İstanbul’un kaosundan Beycik köyüne

beycik

Beycik’de hayat nasıl gidiyor

Son birkaç ayda hayatımız oldukça değişti; bir gece konaklamak için uğradığımız Beycik’de 4 ayı devirmişiz. Ne kaybederiz ki diye kaldığımız bu güzel köye iyice alıştık, benimsedik. Likya yürüyüşünde karşımıza çıkan “ne kaybederiz ki” diye başladığımız pansiyon maceramıza bir süredir ara versek de köyden kopamıyoruz. Çünkü acaba İstanbul’a dönsek mi diye aklımdan geçerken ya muhteşem bir manzara, ya da bir hayvan aklımı yerine getiriyor. Örnek verirsek hamakta yatarken denize çeviriyorum bakışlarımı ya da gün batarken gökyüzüne, köyü ayrı güzel dağları ayrı. Kapımın  önünden keçiler geçiyor, yolda kaplumbağa ile karşılaşıyoruz, kuşlar dönerek selamlıyor beni (en azından ben öyle hissediyorum), arabayı yavaşlatıyorum yumurtadan yeni çıkmış civcivleri görebilmek için.
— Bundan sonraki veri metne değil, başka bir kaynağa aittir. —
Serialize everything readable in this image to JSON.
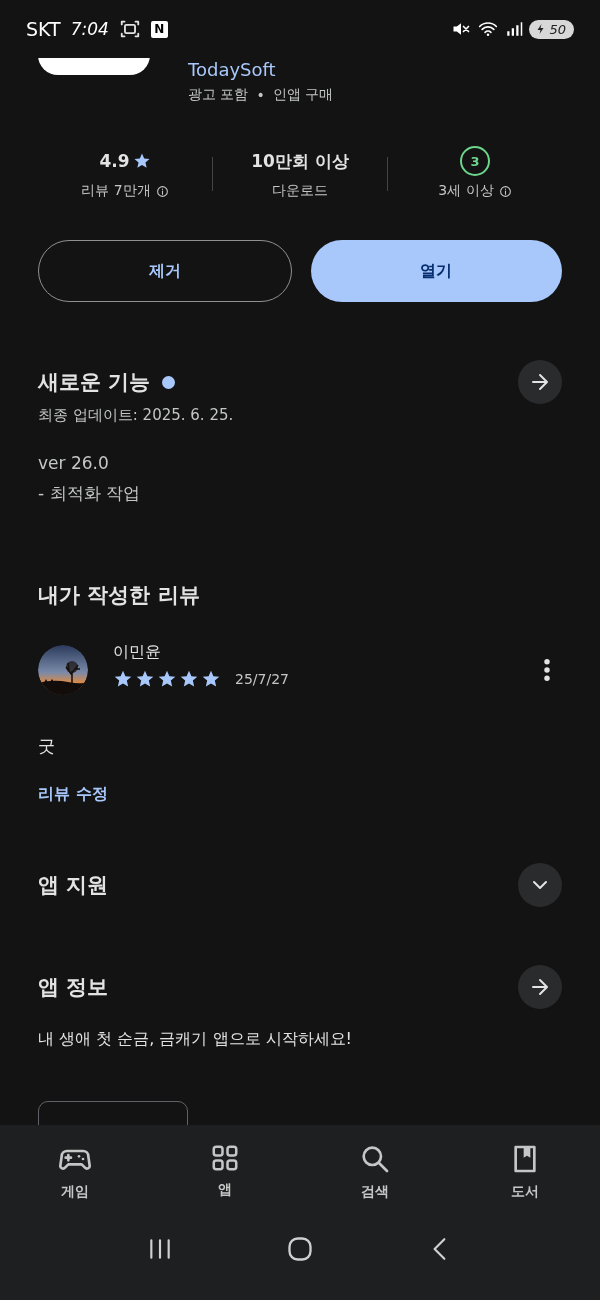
{
  "status_bar": {
    "carrier": "SKT",
    "time": "7:04",
    "notification_badge": "N",
    "battery": "50"
  },
  "app_header": {
    "developer": "TodaySoft",
    "tags": [
      "광고 포함",
      "인앱 구매"
    ],
    "separator": "•"
  },
  "stats": [
    {
      "kind": "rating",
      "value": "4.9",
      "label": "리뷰 7만개",
      "info": true
    },
    {
      "kind": "text",
      "value": "10만회 이상",
      "label": "다운로드",
      "info": false
    },
    {
      "kind": "age",
      "value": "3",
      "label": "3세 이상",
      "info": true
    }
  ],
  "buttons": [
    {
      "label": "제거",
      "kind": "outlined"
    },
    {
      "label": "열기",
      "kind": "filled"
    }
  ],
  "whats_new": {
    "title": "새로운 기능",
    "new_dot": true,
    "updated": "최종 업데이트: 2025. 6. 25.",
    "notes": [
      "ver 26.0",
      "- 최적화 작업"
    ]
  },
  "my_review": {
    "title": "내가 작성한 리뷰",
    "author": "이민윤",
    "stars": 5,
    "date": "25/7/27",
    "text": "굿",
    "edit_link": "리뷰 수정"
  },
  "sections": [
    {
      "title": "앱 지원",
      "kind": "expand"
    },
    {
      "title": "앱 정보",
      "kind": "navigate",
      "description": "내 생애 첫 순금, 금캐기 앱으로 시작하세요!"
    }
  ],
  "bottom_nav": [
    {
      "label": "게임",
      "selected": false
    },
    {
      "label": "앱",
      "selected": false
    },
    {
      "label": "검색",
      "selected": false
    },
    {
      "label": "도서",
      "selected": false
    }
  ]
}
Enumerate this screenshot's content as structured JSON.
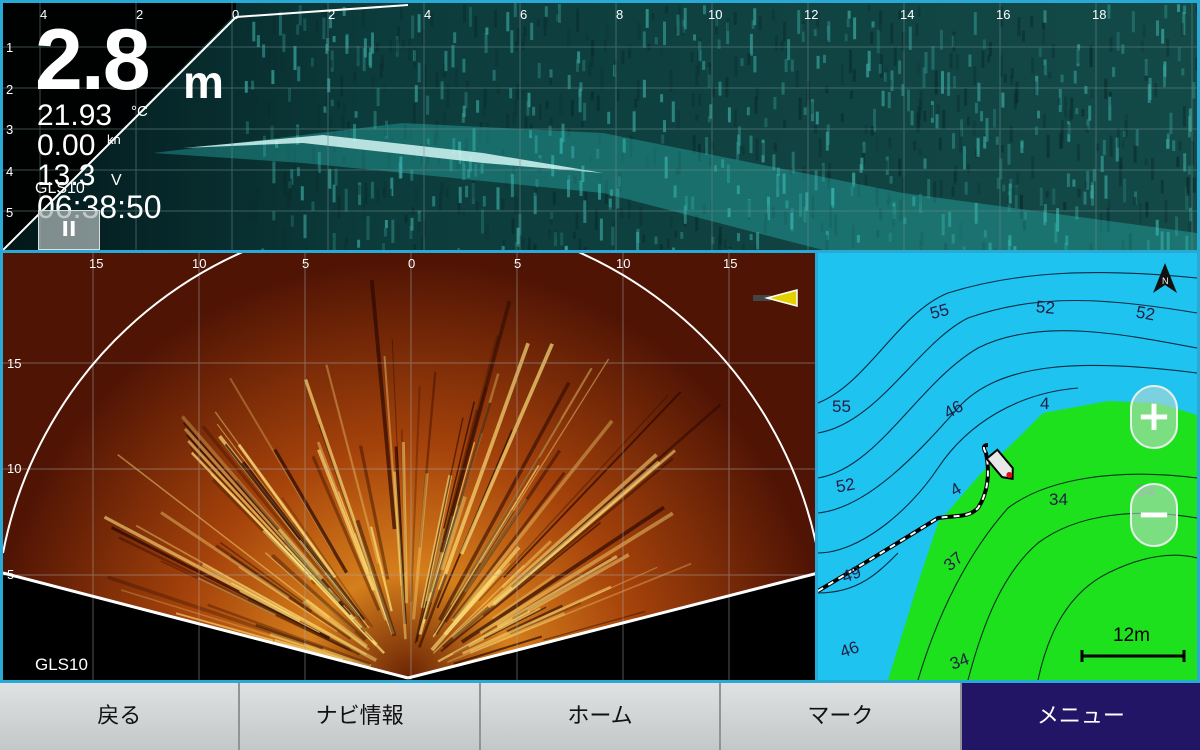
{
  "colors": {
    "frame": "#29a9d6",
    "sonar_top_tint": "#2fc7c0",
    "sonar_fan_low": "#4a1204",
    "sonar_fan_high": "#ffe680",
    "map_water": "#1ec3f0",
    "map_land": "#1ee11e",
    "nav_active": "#221566"
  },
  "top_sonar": {
    "x_ticks": [
      "4",
      "2",
      "0",
      "2",
      "4",
      "6",
      "8",
      "10",
      "12",
      "14",
      "16",
      "18"
    ],
    "y_ticks": [
      "1",
      "2",
      "3",
      "4",
      "5"
    ],
    "depth": "2.8",
    "depth_unit": "m",
    "temperature": "21.93",
    "temperature_unit": "°C",
    "speed": "0.00",
    "speed_unit": "kn",
    "voltage": "13.3",
    "voltage_unit": "V",
    "source": "GLS10",
    "clock": "06:38:50",
    "pause_label": "II"
  },
  "fan_sonar": {
    "x_ticks": [
      "15",
      "10",
      "5",
      "0",
      "5",
      "10",
      "15"
    ],
    "y_ticks": [
      "15",
      "10",
      "5"
    ],
    "source": "GLS10",
    "direction_icon": "transducer-direction-icon"
  },
  "map": {
    "north_label": "N",
    "zoom_in_label": "+",
    "zoom_out_label": "−",
    "scale_label": "12m",
    "contour_labels": [
      "55",
      "52",
      "52",
      "55",
      "46",
      "4",
      "52",
      "4",
      "34",
      "34",
      "37",
      "49",
      "46",
      "34"
    ]
  },
  "nav": {
    "back": "戻る",
    "navi_info": "ナビ情報",
    "home": "ホーム",
    "mark": "マーク",
    "menu": "メニュー"
  }
}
Bazen sincapla bazen yengeçle bazen ise ağaçkakanla güzelleşiyor günler. 

Günlük sporumuzu yapmak için hava güzelse denize gidiyoruz, bulutluysa ormanda yürüyüşe. Son bir senedir edindiğimiz bir alışkanlık da Hasan ile birlikte sesli kitap okumak. İkimizin de ilgilisini çeken kitapları birimiz sesli okurken diğerimiz dinliyor. Köyde yaşarken de buna daha fazla zaman ayırabiliyoruz. Çünkü buraya televizyon almadık ve bunun da etkisiyle vaktimizi daha seçici harcayabiliyoruz. Televizyon yerine bir projeksiyon cihazı aldık bir de şimdilik idareten beyaz bir perde ile istediğimiz şeyleri izliyoruz. 

Agustosun ortalarında bir ev tuttuk, aslında kulübenin hallicesi olan bir ev ama siz bir de benim gözümle görün orayı. Ev küçük olduğu ve ne kadar kalacağımız da belli olmadığı için eşyalarımızı ‘gerekli mi’ sorusu üstüne alıyoruz, dolayısıyla evde gereksiz hiçbir şey yok. Bu da her baktığımda içimi rahatlatan bir özellik ve kendimizi bu konuda takdir ediyorum. Eksikleri de Hasman el becerisi ile hallettiği için hem bizim izlerimizi taşıyor hem de yaratıcılığımızı körüklüyor. Ormanın içinde olması, manzarası ve ilk gördüğümde çığlık atmama sebep olan yıldızlı gökyüzü ile gerçek mi burası diye sorgulamama sebep olacak kadar da güzel bir yer. Havasından suyundan bahsetmiyorum bile. 

Havaların soğumasından epey korkuyordum ben, çünkü hiç sobalı evde yaşamamıştım ve ısınmak için ilkel bir yöntem olarak gördüğüm sobayla hayat ne kadar kolay olabilirdi. He sağolsun ev sahibimiz size kışlık odun ayarlıycam sözü vermişti ki tuttu sözünü ama benim tahmin ettiğim gibi değil. Odunların kapıya bırakılacağını hayal etmiştim ben. Ki bu bile bir sorun değilmiş ve odunu baltayla yarmak oldukça da eğlenceli bir işmiş. Kendime ben bile şaşırdım. Sobayı şimdilik Hasan yakıyor ama üstüne portakal mandalina kabuğu atmak, odun ateşinde çay demlemek ya da sıcak şarap yapmak epey keyifli doğrusu. 

En keyif aldığım şeyi sona sakladım; müstakil evde yaşamak. Aman alt kata gürültü gider mi, vay üst komşuda inşaat var yandakilerin kavga sesi mi bu gibi dertleriniz kalmıyor. İnsanı çok özgürleştiriyormuş, evimizde bile rahat yaşayamıyormuşuz meğerse. Fırsatı olan herkese öneririm, biraz doğayla barışmak sakinleşmek adına en azından bir süre köyde yaşayın.